Es importante que no seas duro contigo mismo, recuerda que todos cometemos errores y a veces por  más perfecto que sea nuestro plan las cosas pueden fallar, un reclamo o una queja mal manejada puede determinar el éxito de tu empresa, darle al cliente su lugar es de vital importancia por ello es la famosa frase “el cliente lo que pida” ya que por boca de uno solo, puede dispersarse una mala imagen.

En primer lugar nunca dejes pasar por alto este incidente y enfrenta rápidamente el problema, no importa la dimensión del cometido, deja cualquier otra labor por atenderlo y escucharlo con paciencia sin ponerte a la defensiva o buscar excusas, el objetivo es ver esta situación como una oportunidad para mejorar y acercarse al cliente.

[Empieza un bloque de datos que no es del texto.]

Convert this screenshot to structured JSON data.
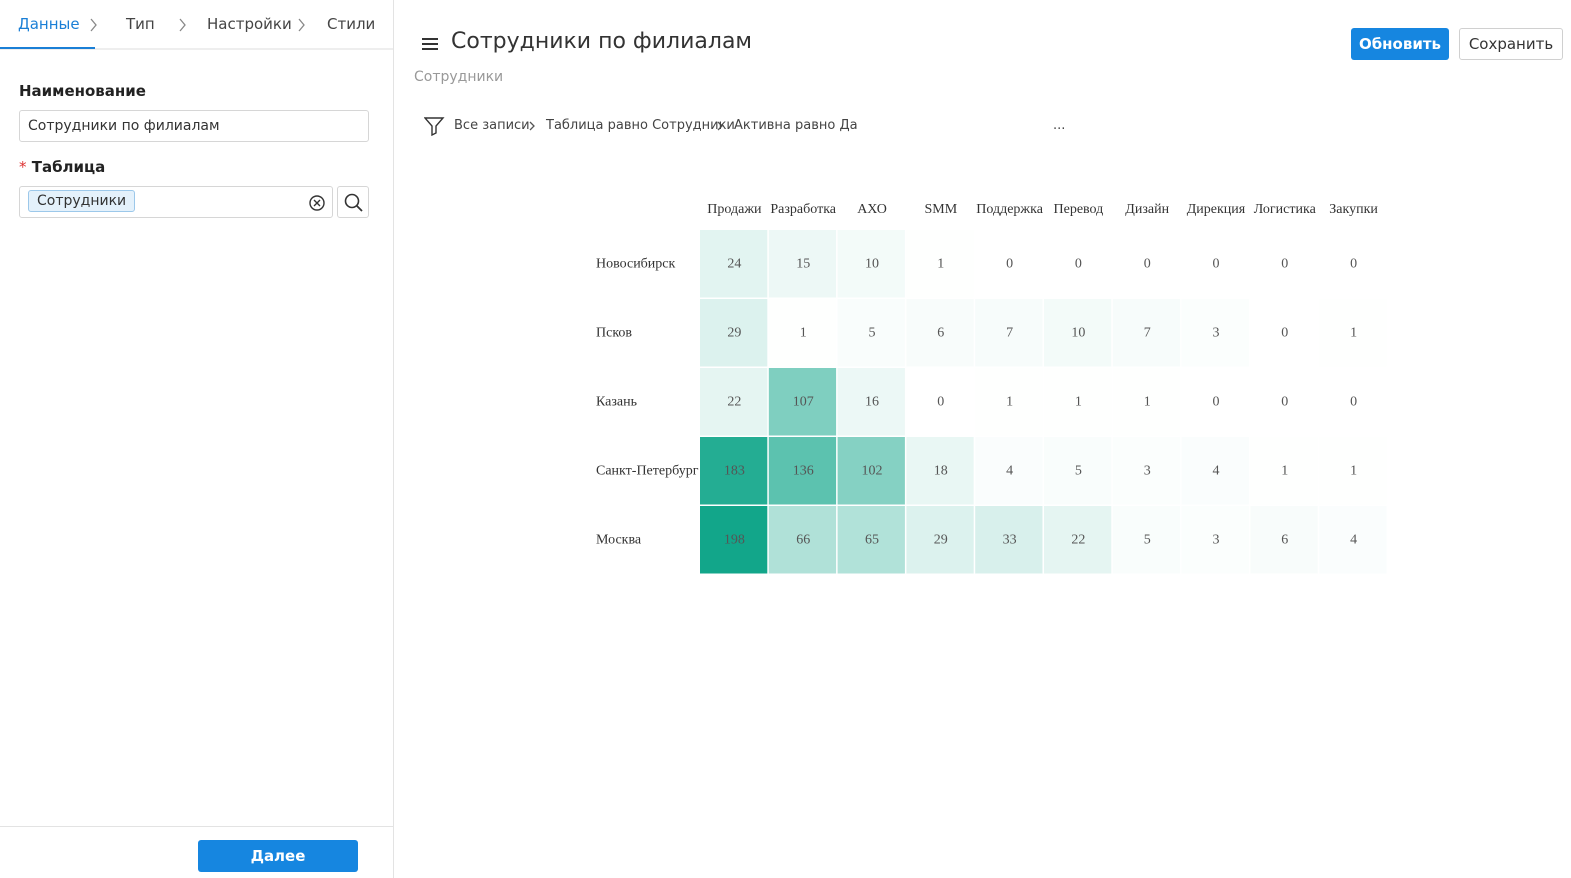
{
  "sidebar": {
    "tabs": [
      "Данные",
      "Тип",
      "Настройки",
      "Стили"
    ],
    "name_label": "Наименование",
    "name_value": "Сотрудники по филиалам",
    "required_mark": "*",
    "table_label": "Таблица",
    "table_value": "Сотрудники",
    "next_button": "Далее"
  },
  "header": {
    "title": "Сотрудники по филиалам",
    "subtitle": "Сотрудники",
    "update_button": "Обновить",
    "save_button": "Сохранить"
  },
  "filter": {
    "items": [
      "Все записи",
      "Таблица равно Сотрудники",
      "Активна равно Да"
    ],
    "more": "..."
  },
  "chart_data": {
    "type": "heatmap",
    "categories": [
      "Продажи",
      "Разработка",
      "АХО",
      "SMM",
      "Поддержка",
      "Перевод",
      "Дизайн",
      "Дирекция",
      "Логистика",
      "Закупки"
    ],
    "rows": [
      "Новосибирск",
      "Псков",
      "Казань",
      "Санкт-Петербург",
      "Москва"
    ],
    "values": [
      [
        24,
        15,
        10,
        1,
        0,
        0,
        0,
        0,
        0,
        0
      ],
      [
        29,
        1,
        5,
        6,
        7,
        10,
        7,
        3,
        0,
        1
      ],
      [
        22,
        107,
        16,
        0,
        1,
        1,
        1,
        0,
        0,
        0
      ],
      [
        183,
        136,
        102,
        18,
        4,
        5,
        3,
        4,
        1,
        1
      ],
      [
        198,
        66,
        65,
        29,
        33,
        22,
        5,
        3,
        6,
        4
      ]
    ],
    "colors": [
      "#ffffff",
      "#12a68a"
    ]
  }
}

Sabemos que algunas veces se puede llegar a presentar un cliente molesto que siempre este buscando la oportunidad de quejarse para obtener algún beneficio, sin embargo es sencillo detectarlo por sus conductas repetitivas, puedes medir el desempeño a la primer problemática con un pequeño análisis de opinión con el resto de los clientes para verificar tal falla, así mismo es importante que muestres aprobación por lo que el cliente te diga aunque no necesariamente estés de acuerdo con el, no olvides que los negocios se basan en el principio de “el cliente siempre tienen la razón” y aunque no sea así, tú debes escuchar atentamente sin gestos de enfado o enojo, pero esto no significa que no defiendas tus ideas o puntos de vista, si no hacerlo de una manera amable considerando siempre los valores institucionales.

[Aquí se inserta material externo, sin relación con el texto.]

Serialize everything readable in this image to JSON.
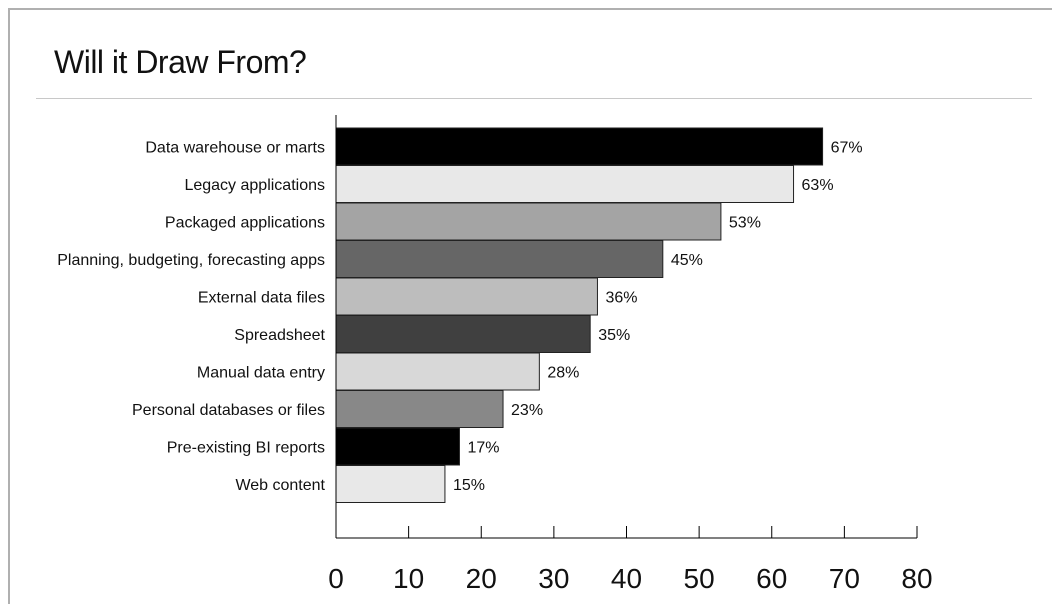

Por último es necesario que puedas reparar el daño o trates de nivelarlo, ofrece disculpas de parte de todo el equipo y principalmente del involucrado, también es importante que te comprometas a que no volverá a suceder y si es posible buscar la forma de compensarlo.

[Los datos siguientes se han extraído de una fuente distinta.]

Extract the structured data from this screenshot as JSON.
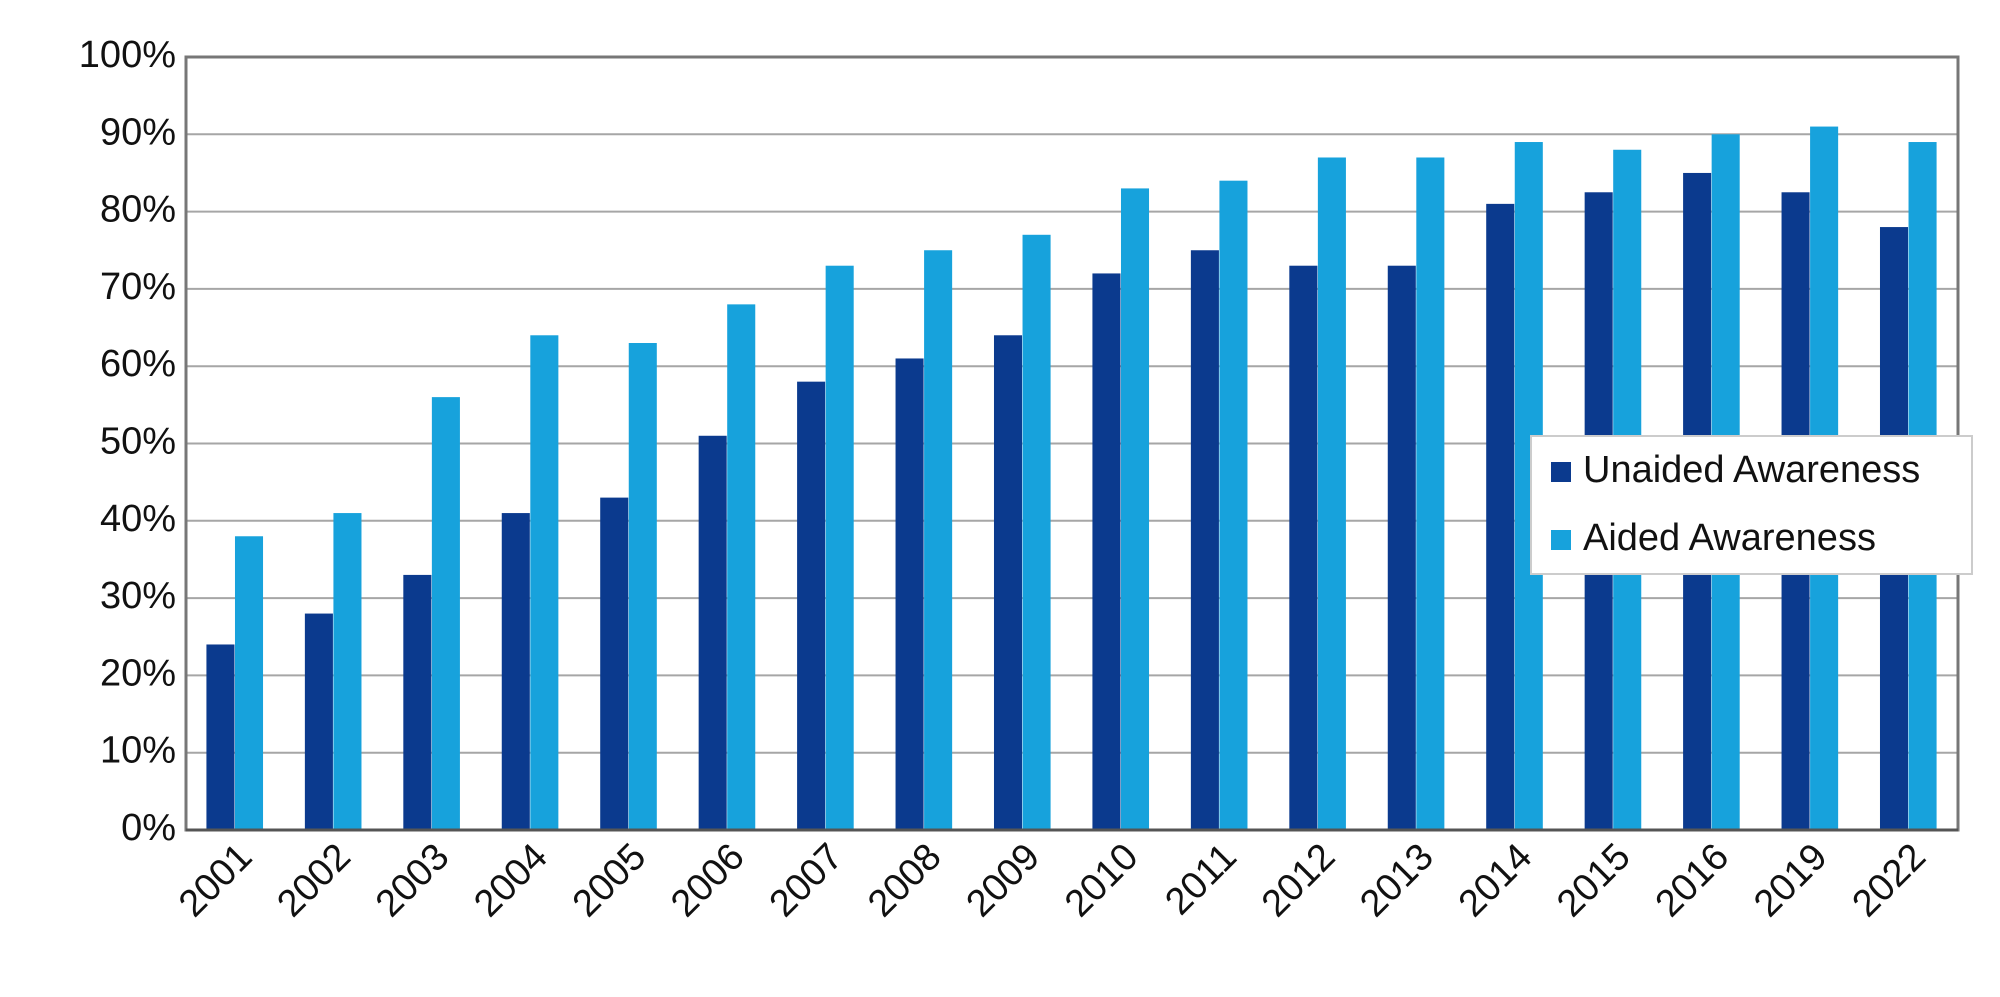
{
  "chart_data": {
    "type": "bar",
    "categories": [
      "2001",
      "2002",
      "2003",
      "2004",
      "2005",
      "2006",
      "2007",
      "2008",
      "2009",
      "2010",
      "2011",
      "2012",
      "2013",
      "2014",
      "2015",
      "2016",
      "2019",
      "2022"
    ],
    "series": [
      {
        "name": "Unaided Awareness",
        "color": "#0b3a8e",
        "values": [
          24,
          28,
          33,
          41,
          43,
          51,
          58,
          61,
          64,
          72,
          75,
          73,
          73,
          81,
          82.5,
          85,
          82.5,
          78
        ]
      },
      {
        "name": "Aided Awareness",
        "color": "#17a2dc",
        "values": [
          38,
          41,
          56,
          64,
          63,
          68,
          73,
          75,
          77,
          83,
          84,
          87,
          87,
          89,
          88,
          90,
          91,
          89
        ]
      }
    ],
    "ylim": [
      0,
      100
    ],
    "yticks": [
      {
        "value": 0,
        "label": "0%"
      },
      {
        "value": 10,
        "label": "10%"
      },
      {
        "value": 20,
        "label": "20%"
      },
      {
        "value": 30,
        "label": "30%"
      },
      {
        "value": 40,
        "label": "40%"
      },
      {
        "value": 50,
        "label": "50%"
      },
      {
        "value": 60,
        "label": "60%"
      },
      {
        "value": 70,
        "label": "70%"
      },
      {
        "value": 80,
        "label": "80%"
      },
      {
        "value": 90,
        "label": "90%"
      },
      {
        "value": 100,
        "label": "100%"
      }
    ],
    "grid": true,
    "legend": "right"
  }
}
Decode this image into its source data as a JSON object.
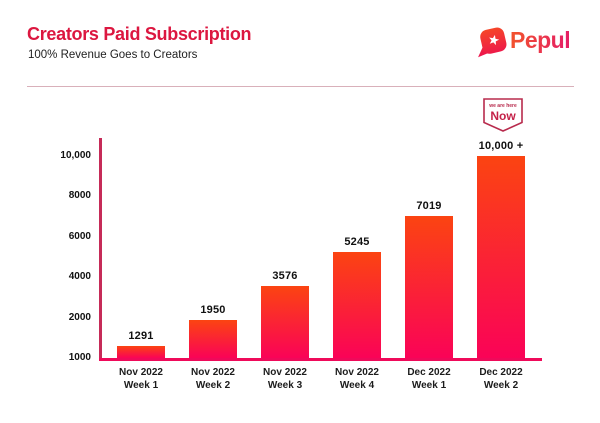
{
  "header": {
    "title": "Creators Paid Subscription",
    "subtitle": "100% Revenue Goes to Creators",
    "title_color": "#dc1740",
    "divider_color": "#d9b0ba"
  },
  "logo": {
    "text": "Pepul",
    "icon": "pepul-star-bubble-icon",
    "gradient_from": "#f64926",
    "gradient_to": "#ec1150"
  },
  "now_badge": {
    "line1": "we are here",
    "line2": "Now",
    "border_color": "#b82b4d",
    "text_color": "#c42148"
  },
  "chart_data": {
    "type": "bar",
    "title": "Creators Paid Subscription",
    "xlabel": "",
    "ylabel": "",
    "grid": false,
    "legend": null,
    "ylim": [
      1000,
      10000
    ],
    "y_ticks": [
      1000,
      2000,
      4000,
      6000,
      8000,
      10000
    ],
    "y_tick_labels": [
      "1000",
      "2000",
      "4000",
      "6000",
      "8000",
      "10,000"
    ],
    "categories": [
      {
        "line1": "Nov 2022",
        "line2": "Week 1"
      },
      {
        "line1": "Nov 2022",
        "line2": "Week 2"
      },
      {
        "line1": "Nov 2022",
        "line2": "Week 3"
      },
      {
        "line1": "Nov 2022",
        "line2": "Week 4"
      },
      {
        "line1": "Dec 2022",
        "line2": "Week 1"
      },
      {
        "line1": "Dec 2022",
        "line2": "Week 2"
      }
    ],
    "values": [
      1291,
      1950,
      3576,
      5245,
      7019,
      10000
    ],
    "value_labels": [
      "1291",
      "1950",
      "3576",
      "5245",
      "7019",
      "10,000 +"
    ],
    "bar_gradient_top": "#fb4411",
    "bar_gradient_bottom": "#fa0357",
    "axis_color_y": "#c62b58",
    "axis_color_x": "#ef0a5a",
    "tick_label_color": "#111111",
    "note": "y-axis ticks are evenly spaced despite non-linear values; bars rise from the 1000 baseline"
  }
}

Si la situación aún puede resolverse actúa de inmediato, ya sea cambiar el producto, devolver el dinero, agilizar el trabajo, etcétera, no olvides que por lo general lo que más disgusta en una problemática de este tipo es el tiempo que se pierde, así que trata de agilizarlo lo más posible y posteriormente darle seguimiento para que no vuelva a ocurrir.

Estos son consejos sencillos que Grupo Simsa comparte contigo para que puedas manejar este tipo de inconveniente cuando se presenten y hacer crecer tu negocio.